Doyalson Animal Hospital
423 Scenic Drive
Doyalson
NSW 2262

Phone:
02 4399 2129
Fax:
02 4390 2911

Feeding

Because of their short digestive tract, ferrets cannot digest fibre, plant material & carbohydrate very well. Therefore they are meat eaters. They have a high metabolism & so should always have food and fresh water available in heavy bowls that they cannot tip over. They require a high protein & high fat diet (greater than 30% and 20% respectively) and so a high quality kitten kibble or specially formulated commercial ferret diet is best.
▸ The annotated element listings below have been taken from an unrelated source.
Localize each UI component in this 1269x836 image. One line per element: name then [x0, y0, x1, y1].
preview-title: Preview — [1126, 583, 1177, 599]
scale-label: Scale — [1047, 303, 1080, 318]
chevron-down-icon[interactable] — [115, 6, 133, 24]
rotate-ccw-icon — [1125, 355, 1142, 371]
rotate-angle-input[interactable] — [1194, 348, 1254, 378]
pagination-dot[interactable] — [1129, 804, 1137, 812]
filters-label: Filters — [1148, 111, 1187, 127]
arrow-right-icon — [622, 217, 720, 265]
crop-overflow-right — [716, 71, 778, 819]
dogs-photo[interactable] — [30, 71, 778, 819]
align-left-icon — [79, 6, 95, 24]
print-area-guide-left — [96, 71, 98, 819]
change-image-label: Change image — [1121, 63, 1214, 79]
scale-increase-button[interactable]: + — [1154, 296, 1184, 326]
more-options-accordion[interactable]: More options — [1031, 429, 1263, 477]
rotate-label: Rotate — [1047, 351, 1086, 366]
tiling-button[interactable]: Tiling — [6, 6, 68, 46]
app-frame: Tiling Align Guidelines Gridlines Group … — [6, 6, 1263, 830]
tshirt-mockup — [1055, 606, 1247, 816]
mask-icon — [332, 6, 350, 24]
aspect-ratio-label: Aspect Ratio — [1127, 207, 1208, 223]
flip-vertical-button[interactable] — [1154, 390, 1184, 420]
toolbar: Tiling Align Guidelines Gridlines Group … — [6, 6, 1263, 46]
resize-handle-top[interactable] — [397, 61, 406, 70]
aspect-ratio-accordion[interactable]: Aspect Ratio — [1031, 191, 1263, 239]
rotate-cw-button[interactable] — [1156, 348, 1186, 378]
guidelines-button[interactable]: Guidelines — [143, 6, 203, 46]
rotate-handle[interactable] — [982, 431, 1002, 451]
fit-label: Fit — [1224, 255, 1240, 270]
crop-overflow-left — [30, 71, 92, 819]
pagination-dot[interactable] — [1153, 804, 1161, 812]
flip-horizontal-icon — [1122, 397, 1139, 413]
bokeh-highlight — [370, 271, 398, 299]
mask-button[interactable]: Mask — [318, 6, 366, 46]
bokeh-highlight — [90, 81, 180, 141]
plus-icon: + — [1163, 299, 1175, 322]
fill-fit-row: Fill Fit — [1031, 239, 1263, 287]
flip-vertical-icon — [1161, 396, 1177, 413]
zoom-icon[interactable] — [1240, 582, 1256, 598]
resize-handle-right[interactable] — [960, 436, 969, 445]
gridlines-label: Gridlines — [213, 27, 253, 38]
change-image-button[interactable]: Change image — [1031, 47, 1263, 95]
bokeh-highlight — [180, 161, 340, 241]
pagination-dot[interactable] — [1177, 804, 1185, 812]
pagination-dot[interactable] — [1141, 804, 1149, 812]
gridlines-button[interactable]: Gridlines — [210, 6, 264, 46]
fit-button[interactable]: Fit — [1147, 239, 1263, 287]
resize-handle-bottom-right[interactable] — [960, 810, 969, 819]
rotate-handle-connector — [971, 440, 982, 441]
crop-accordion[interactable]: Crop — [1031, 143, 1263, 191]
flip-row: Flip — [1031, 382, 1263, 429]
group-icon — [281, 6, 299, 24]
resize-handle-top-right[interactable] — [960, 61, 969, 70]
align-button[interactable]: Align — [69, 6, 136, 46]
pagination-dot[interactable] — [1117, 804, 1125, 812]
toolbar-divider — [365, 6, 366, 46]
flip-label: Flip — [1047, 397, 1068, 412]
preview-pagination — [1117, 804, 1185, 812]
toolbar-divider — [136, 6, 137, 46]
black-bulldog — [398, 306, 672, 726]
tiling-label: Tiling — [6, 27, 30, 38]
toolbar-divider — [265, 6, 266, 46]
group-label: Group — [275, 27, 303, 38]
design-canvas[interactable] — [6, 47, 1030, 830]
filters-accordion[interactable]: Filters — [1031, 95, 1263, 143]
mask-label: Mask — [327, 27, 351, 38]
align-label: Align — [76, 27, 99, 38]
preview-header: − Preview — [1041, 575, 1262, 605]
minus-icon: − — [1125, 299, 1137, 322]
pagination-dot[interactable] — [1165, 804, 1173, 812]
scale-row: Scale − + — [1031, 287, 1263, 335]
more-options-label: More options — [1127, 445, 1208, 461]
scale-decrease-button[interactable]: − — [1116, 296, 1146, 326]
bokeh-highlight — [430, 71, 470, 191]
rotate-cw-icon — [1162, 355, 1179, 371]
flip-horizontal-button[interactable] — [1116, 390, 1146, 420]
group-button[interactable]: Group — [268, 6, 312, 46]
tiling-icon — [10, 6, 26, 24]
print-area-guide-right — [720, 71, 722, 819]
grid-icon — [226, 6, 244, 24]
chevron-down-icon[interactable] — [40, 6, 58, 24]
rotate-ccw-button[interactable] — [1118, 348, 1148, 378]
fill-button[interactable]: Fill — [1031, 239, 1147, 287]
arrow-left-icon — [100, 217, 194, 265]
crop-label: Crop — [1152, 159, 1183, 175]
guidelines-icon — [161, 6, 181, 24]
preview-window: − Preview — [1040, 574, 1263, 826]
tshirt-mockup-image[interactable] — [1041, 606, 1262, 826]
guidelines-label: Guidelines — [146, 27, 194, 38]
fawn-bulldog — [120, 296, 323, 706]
Raw bones such as chicken wings & necks can be helpful to prevent tartar build up but can often be hidden away & not eaten.

Vaccination

Ferrets are susceptible to Distemper & require vaccination at 12 & 16 weeks of age then yearly for life.

Desexing

Desexing is highly recommended for males and vital for females. A female ferret remains in season until mated, and if does not become pregnant will develop an irreversible anaemia resulting in death within 2-3 months. Desexing will help reduce a ferrets musky odour but nothing will eliminate it completely. Ferrets in the USA often have their scent glands surgically removed, but this procedure is not done here as it is ineffective & unnecessary.

Parasite control

Ferrets are susceptible to fleas, intestinal worms, heartworm & ear mites. The simplest & most effective means of controlling all these parasites is by using Revolution Puppy & Kitten top spot once monthly. While not registered for use in ferrets, it is safe to use.

Heat stress

Ferrets are European animals and so are not bothered by cold weather, but succumb to heat stress very easily. When temperatures exceed 25 C, action must be taken to cool them down. This may include wet towels in & around their cage, frozen water bottles and bringing them indoors with air conditioning. If your ferret becomes weak with hot feet & diarrhoea, seek veterinary attention immediately.

Influenza and common colds

Ferrets are very susceptible to human colds and influenza viruses. People with colds should refrain from handling their ferrets as much as possible.

Toys

While they can spend up to 16 hours a day sleeping, when awake ferrets are very curious & playful. Any toys given to a ferret must not be easily chewed or broken apart (ie soft foam balls) as these can be swallowed & cause an obstruction.